Murphy McGee added that her office will send out 5,000 mail-in ballots in November, which includes the candidates for president of the country.
More information about the CPA here. Information about what projects are seeking CPA funding can be reviewed here.
The proposal for the Treasurer’s seat to be an appointment has the backing of Mayor Joshua García.
The Council also considered a motion to adopt a new rule that instructs councilors to always speak in respectful terms about one another, whether in public meetings or social media platforms.
Meg McGrath-Smith, chair of the Charter & Rules Committee, said, ” I think everyone believes that it is best practice. I think all of us need to be speaking in respectful terms, whether inside or outside of city council, including on social media. but there were concerns about censorship and also concerns that we actually cannot say what people can do outside of city council chambers, and that we would run afoul of different issues by saying that in our rules.”
City Councilor Linda Vacon suggested that the language include the word “intentional,” as in a councilor intentionally making indecorous comments in chambers or in the public.
City Councilor Juan Anderson-Burgos opposed the entire measure, saying, “Quite a few jobs I’ve had in the past that told me if I write such and such on social media, that I could be fired. And I told myself, moving forward, I don’t want to have a job where they’re going to hold that against me. Silencing someone. Freedom of speech is freedom of speech. We are all targets. First of all, as elected officials, we are all targets.
I can oblige, I can I can follow the rules in this room. No problem. But over my dead body. Am I going to allow this body to tell me what I can and cannot say on social media? Are we a dictatorship? Like no. What is wrong with people? No. This is this is crazy. If you can’t take the heat, get out of the kitchen.”
Don’t silence one another. Because sometimes you need to hear the things that are written on social media, because it makes you think about your actions.

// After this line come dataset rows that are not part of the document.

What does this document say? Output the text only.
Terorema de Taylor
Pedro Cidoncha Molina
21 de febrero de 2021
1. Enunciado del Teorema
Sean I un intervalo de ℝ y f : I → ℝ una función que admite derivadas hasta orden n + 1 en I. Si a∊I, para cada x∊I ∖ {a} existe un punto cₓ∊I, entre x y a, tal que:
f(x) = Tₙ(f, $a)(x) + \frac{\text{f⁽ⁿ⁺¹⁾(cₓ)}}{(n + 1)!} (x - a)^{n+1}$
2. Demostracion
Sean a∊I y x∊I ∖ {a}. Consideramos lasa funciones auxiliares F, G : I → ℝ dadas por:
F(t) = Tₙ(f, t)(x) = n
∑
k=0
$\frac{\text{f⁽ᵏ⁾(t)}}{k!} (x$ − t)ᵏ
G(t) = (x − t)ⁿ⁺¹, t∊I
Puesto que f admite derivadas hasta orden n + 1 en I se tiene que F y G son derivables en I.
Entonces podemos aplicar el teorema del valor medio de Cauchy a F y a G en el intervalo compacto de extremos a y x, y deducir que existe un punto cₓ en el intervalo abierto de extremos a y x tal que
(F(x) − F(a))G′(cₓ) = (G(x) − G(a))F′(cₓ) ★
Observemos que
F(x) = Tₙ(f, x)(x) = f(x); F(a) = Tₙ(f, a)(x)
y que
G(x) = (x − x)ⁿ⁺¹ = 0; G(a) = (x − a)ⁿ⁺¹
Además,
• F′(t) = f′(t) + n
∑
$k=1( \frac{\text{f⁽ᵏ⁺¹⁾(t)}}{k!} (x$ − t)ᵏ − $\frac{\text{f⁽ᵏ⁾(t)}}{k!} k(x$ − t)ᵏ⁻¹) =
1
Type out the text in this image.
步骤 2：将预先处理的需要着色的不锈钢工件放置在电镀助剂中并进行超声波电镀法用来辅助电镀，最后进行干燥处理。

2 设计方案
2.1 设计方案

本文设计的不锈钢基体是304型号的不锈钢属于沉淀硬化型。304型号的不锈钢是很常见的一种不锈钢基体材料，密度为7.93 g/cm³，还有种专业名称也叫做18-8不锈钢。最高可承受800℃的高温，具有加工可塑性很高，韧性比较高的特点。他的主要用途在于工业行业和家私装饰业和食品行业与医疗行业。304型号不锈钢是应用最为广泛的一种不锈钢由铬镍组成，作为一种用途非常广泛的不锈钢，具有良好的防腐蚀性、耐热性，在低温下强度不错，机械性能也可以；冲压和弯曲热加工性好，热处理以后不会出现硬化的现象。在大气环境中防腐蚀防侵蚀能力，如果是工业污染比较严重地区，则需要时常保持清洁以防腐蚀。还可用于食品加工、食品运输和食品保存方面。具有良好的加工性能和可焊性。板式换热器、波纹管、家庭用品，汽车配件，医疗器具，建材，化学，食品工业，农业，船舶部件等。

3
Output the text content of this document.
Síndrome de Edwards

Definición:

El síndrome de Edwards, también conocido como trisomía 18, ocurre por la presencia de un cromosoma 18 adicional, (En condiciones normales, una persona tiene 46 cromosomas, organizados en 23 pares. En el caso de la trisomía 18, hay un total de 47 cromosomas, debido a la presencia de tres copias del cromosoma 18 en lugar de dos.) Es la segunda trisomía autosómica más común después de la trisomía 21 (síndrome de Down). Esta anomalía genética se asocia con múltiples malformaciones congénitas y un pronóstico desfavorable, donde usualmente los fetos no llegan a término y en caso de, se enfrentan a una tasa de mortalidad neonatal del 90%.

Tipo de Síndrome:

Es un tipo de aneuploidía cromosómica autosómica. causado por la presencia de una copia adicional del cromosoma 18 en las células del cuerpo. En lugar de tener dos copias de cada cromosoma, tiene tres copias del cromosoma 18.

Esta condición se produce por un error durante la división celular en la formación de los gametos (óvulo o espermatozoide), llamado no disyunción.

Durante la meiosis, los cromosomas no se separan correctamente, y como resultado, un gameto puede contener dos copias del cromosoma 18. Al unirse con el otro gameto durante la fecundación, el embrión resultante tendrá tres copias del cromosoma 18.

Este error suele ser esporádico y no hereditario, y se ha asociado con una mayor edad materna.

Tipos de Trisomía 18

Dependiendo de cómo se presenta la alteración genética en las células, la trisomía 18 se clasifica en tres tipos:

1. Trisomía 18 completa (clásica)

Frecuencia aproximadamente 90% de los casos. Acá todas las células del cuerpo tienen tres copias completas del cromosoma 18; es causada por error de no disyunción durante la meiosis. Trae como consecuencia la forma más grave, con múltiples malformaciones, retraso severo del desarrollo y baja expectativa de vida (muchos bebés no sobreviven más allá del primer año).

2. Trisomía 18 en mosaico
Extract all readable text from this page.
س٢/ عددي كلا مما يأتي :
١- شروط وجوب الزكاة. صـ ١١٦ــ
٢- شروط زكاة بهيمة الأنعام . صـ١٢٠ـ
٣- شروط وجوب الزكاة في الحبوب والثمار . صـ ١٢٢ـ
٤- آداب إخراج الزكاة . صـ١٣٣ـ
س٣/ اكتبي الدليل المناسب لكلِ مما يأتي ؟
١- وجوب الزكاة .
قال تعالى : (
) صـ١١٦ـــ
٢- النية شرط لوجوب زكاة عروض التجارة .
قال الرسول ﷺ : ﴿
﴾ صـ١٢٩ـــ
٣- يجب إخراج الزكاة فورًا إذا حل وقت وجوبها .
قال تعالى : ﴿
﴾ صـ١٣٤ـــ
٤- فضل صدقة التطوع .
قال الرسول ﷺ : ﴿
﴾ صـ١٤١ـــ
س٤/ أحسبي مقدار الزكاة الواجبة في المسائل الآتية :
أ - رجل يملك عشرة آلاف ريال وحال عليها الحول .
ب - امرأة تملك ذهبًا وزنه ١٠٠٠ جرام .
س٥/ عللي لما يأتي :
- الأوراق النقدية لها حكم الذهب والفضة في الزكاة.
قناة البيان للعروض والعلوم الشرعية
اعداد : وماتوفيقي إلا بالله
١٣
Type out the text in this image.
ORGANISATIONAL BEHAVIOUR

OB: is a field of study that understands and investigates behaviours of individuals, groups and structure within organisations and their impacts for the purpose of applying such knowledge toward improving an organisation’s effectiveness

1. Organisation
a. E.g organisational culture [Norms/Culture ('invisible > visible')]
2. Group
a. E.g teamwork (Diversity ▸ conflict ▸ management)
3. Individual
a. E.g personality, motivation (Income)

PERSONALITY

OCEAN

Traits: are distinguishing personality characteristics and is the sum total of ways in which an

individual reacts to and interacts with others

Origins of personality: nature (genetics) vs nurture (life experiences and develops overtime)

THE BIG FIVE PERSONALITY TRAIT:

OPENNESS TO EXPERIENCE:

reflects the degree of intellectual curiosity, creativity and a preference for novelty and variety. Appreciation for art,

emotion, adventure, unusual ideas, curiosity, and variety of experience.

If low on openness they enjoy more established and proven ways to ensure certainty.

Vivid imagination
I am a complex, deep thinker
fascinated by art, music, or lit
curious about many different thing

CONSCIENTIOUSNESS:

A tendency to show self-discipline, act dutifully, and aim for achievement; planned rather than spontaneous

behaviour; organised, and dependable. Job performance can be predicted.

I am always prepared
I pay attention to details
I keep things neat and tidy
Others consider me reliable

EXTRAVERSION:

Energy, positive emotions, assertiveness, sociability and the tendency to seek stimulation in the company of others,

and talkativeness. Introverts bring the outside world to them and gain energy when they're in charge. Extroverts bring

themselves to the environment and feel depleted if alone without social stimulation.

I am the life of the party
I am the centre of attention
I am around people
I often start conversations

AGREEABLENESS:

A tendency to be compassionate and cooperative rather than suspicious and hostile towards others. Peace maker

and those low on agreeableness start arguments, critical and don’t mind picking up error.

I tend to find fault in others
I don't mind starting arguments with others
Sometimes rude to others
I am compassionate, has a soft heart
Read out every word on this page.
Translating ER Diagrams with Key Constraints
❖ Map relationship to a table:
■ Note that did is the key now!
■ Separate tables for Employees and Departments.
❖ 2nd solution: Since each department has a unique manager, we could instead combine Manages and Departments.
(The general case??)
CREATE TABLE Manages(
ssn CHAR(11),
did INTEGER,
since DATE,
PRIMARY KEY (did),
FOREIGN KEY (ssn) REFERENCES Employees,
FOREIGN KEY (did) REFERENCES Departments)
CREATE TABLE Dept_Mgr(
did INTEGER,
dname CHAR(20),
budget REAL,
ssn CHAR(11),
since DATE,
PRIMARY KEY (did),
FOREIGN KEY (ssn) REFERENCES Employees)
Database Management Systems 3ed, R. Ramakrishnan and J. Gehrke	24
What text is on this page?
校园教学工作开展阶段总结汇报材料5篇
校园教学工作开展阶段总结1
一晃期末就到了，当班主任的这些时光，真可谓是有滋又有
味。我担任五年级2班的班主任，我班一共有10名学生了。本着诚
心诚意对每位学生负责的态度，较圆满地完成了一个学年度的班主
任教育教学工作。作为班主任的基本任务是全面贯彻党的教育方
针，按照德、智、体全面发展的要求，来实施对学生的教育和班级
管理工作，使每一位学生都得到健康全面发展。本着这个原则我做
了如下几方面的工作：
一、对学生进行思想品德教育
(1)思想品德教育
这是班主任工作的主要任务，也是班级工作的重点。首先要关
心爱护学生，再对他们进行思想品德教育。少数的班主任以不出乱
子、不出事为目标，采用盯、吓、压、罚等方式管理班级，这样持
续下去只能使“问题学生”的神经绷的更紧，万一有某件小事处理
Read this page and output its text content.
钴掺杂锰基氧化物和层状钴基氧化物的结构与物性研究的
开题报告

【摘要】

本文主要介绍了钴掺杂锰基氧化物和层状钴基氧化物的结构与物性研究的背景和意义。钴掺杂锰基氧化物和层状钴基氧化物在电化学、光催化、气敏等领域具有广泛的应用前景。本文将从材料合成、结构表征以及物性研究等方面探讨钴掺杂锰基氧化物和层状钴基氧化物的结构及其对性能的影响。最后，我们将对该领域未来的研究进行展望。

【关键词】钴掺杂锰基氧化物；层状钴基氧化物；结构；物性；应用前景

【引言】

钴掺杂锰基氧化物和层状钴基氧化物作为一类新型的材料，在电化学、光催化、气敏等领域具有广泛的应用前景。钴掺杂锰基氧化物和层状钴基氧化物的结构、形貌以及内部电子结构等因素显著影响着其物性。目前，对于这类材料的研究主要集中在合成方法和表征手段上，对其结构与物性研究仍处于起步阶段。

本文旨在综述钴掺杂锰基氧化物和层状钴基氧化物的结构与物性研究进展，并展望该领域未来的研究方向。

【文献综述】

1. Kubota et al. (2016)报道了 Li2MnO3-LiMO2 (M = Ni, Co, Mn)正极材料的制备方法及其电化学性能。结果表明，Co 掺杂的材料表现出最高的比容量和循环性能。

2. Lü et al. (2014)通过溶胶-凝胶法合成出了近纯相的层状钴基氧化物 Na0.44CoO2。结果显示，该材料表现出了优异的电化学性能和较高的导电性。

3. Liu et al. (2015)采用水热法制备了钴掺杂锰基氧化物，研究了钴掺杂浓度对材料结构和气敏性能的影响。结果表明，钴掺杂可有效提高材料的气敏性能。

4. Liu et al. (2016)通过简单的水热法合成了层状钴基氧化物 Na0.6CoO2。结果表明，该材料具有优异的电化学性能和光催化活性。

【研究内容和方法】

And sometimes that’s probably what the problem is, that your actions, you don’t want to be reminded.”
City Councilor Kevin Jourdain said he was for the motion because it has to do with leadership, the public’s perception of the city and the work environment in which councilors work together in te chambers.
It “doesn’t mean we got to be hanging out, going out for drinks afterwards. But the basics of decorum means you can’t sit there blasting people for two weeks and then walk in, and then it’s like, what type of environment, what type of work environment is it after that legitimate?”
Vacon’s last word on the matter: ” To be clear, there’s nothing in this order that controls content of speech at all is strictly relative to decorum. And for the record, I do not post personal posts on Facebook about any city councilors, nor have I. I’ve been a victim of anonymous hit pieces, but my point is not that there needs to be enforcement or punishment. My point is that the way that we conduct ourselves in these chambers should be the same when we are not in these chambers as a matter of leadership and professionalism.”
In the end, the council voted 6-6 on the item, effectively killing the motion.
Charter & Rules Committee
The members of this committee discussed whether and how to create a Police Commission. Assistant City Solicitor Michael Bissonette guided the committee on the steps that would have to be taken in order for such a commission to be created.
“You have to change a charter to create a police commission. And that would go under the same organizational structure as Board of Public Works, Fire Commission, electric Light Water Commission. so there’s already a structure in place,” he said.
Committee Chair Meg McGrath-Smith said that if the councilors want the commission to be purely advisory, then there would be no need to ask state Rep. Patricia Duffy and State Sen. John Velis to seek the votes in the Legislature to create a commission. But if the councilors want the commission to have legal teeth, then the lawmakers would be asked to move forward with the proposal to change the city’s charter in accordance with commonwealth rules.
Councilor Patricia Devine urged her colleagues that if a police commission is created, that it not be heavy-handed.
” The one thing that the fire commission didn’t do was tell firefighters how to fight fires. And my only objection with a police commission is we shouldn’t be telling them how to be police and what they go through,” she said.
The committee voted to send the proposal to the Public Safety Committee to take up at its next, still to be scheduled, public meeting.
The complete agenda from Charter & Rules can be viewed here.